Although the NF1 and NF2 candidate tumor suppressor genes have been implicated in the development of neurofibromatosis type 1 and 2, respectively, the precise functions of their encoded proteins remain to be elucidated. NF1 encodes neurofibromin, which has been shown to function as a GTPase activating protein (GAP) for the Ras proto-oncogene proteins. However, there is also evidence that neurofibromin may mediate downstream effector signaling pathways that promote Ras regulation of cellular differentiation.

Whether neurofibromin is an effector of Ras remains to be determined. NF2 encodes merlin, a member of the ERM family of proteins that is believed to function in linking cytoskeletal components with membrane proteins. However, little is known concerning merlin function. Like neurofibromin, merlin expression has been shown to antagonize Ras transformation. However, how either protein blocks Ras transformation remains poorly understood.

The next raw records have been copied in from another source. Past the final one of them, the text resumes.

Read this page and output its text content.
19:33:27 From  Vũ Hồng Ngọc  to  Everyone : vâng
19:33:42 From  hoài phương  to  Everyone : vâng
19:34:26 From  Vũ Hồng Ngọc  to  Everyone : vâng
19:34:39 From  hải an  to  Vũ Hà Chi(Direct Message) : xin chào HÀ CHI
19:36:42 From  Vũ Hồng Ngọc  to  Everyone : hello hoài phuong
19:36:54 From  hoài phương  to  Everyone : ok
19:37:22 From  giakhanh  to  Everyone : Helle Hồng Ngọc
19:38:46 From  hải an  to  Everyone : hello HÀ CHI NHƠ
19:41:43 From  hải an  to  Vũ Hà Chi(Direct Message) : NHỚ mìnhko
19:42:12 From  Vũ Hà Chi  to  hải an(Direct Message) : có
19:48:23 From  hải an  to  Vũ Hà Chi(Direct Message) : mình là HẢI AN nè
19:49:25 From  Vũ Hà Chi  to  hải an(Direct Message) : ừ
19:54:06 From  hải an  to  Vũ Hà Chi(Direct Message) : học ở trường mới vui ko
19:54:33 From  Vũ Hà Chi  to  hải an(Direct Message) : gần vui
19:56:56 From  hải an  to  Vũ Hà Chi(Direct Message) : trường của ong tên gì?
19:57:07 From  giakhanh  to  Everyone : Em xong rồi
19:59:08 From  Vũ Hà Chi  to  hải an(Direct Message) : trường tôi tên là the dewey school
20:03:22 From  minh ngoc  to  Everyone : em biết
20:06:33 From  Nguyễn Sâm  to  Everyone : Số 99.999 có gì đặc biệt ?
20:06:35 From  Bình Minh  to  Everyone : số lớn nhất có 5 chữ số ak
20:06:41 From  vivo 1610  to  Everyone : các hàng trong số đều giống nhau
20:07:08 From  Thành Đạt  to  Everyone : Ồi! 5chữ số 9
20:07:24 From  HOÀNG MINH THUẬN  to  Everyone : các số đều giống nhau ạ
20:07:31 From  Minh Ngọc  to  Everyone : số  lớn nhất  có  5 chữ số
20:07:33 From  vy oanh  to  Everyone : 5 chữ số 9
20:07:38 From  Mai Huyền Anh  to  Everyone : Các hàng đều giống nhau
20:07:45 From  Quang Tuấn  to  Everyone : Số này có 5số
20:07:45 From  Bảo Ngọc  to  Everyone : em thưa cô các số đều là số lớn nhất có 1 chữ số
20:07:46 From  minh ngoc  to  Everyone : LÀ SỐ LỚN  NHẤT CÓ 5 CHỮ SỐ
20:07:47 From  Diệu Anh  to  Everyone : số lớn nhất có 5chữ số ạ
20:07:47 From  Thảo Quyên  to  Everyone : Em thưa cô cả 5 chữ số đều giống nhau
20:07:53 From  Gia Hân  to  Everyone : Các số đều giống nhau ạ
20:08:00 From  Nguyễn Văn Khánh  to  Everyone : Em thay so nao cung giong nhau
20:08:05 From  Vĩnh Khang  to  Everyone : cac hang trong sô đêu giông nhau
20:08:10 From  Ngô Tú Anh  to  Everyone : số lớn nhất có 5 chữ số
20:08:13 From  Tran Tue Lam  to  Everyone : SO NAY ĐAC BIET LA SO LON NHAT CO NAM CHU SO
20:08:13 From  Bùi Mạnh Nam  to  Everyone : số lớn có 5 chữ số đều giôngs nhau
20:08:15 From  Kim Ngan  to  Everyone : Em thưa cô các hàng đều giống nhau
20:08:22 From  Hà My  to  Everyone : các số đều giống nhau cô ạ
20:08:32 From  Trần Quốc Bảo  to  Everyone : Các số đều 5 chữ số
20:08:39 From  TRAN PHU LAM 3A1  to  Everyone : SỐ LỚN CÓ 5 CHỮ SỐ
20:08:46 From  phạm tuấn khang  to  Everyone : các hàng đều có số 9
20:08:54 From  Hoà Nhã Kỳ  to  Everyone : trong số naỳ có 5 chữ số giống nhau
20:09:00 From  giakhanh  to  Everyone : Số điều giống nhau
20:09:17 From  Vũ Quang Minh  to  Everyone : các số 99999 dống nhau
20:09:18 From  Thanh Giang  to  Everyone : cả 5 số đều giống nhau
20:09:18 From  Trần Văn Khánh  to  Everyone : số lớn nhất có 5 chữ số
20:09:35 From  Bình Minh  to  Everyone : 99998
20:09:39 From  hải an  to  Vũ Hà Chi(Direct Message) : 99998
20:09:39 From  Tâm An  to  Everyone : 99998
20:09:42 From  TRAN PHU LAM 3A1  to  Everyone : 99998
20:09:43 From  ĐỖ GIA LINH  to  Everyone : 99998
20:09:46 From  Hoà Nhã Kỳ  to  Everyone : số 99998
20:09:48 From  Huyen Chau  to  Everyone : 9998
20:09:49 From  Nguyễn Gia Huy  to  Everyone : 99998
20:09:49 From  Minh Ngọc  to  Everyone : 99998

Farnesyltransferase inhibitors (FTIs) have been shown to be potent inhibitors of Ras transformation and are promising drugs for cancer treatment. FTI treatment has also been shown to be effective in blocking the transformed growth of an NF1-deficient malignant schwannoma cell line that exhibits upregulated Ras activity. However, whether FTIs will be effective inhibitors of the majority of NF1-deficient tumors and whether they will be useful for the treatment of NF2-deficient tumors has not been established.

Three specific aims are proposed to evaluate the function of neurofibromin and merlin. These studies will emphasize the relationship between Ras signaling and transformation and the tumor suppressing action of these two proteins. Specific Aim 1 will evaluate the possible role of neurofibromin as an effector for Ras signaling pathways that control cellular differentiation. Specific Aim 2 will determine if FTIs are inhibitors of cells that are deficient in neurofibromin and merlin expression.

Specific Aim 3 will determine if merlin antagonizes Ras transformation by antagonizing Rho protein deregulation of actin cytoskeleton organization. Taken together, these studies will contribute to our understanding of neurofibromin and merlin function. Furthermore, elucidating the mechanisms by which neurofibromin and merlin antagonize Ras transformation may define Ras signaling components that represent novel targets for the treatment of NF1- and NF2-associated human malignancies.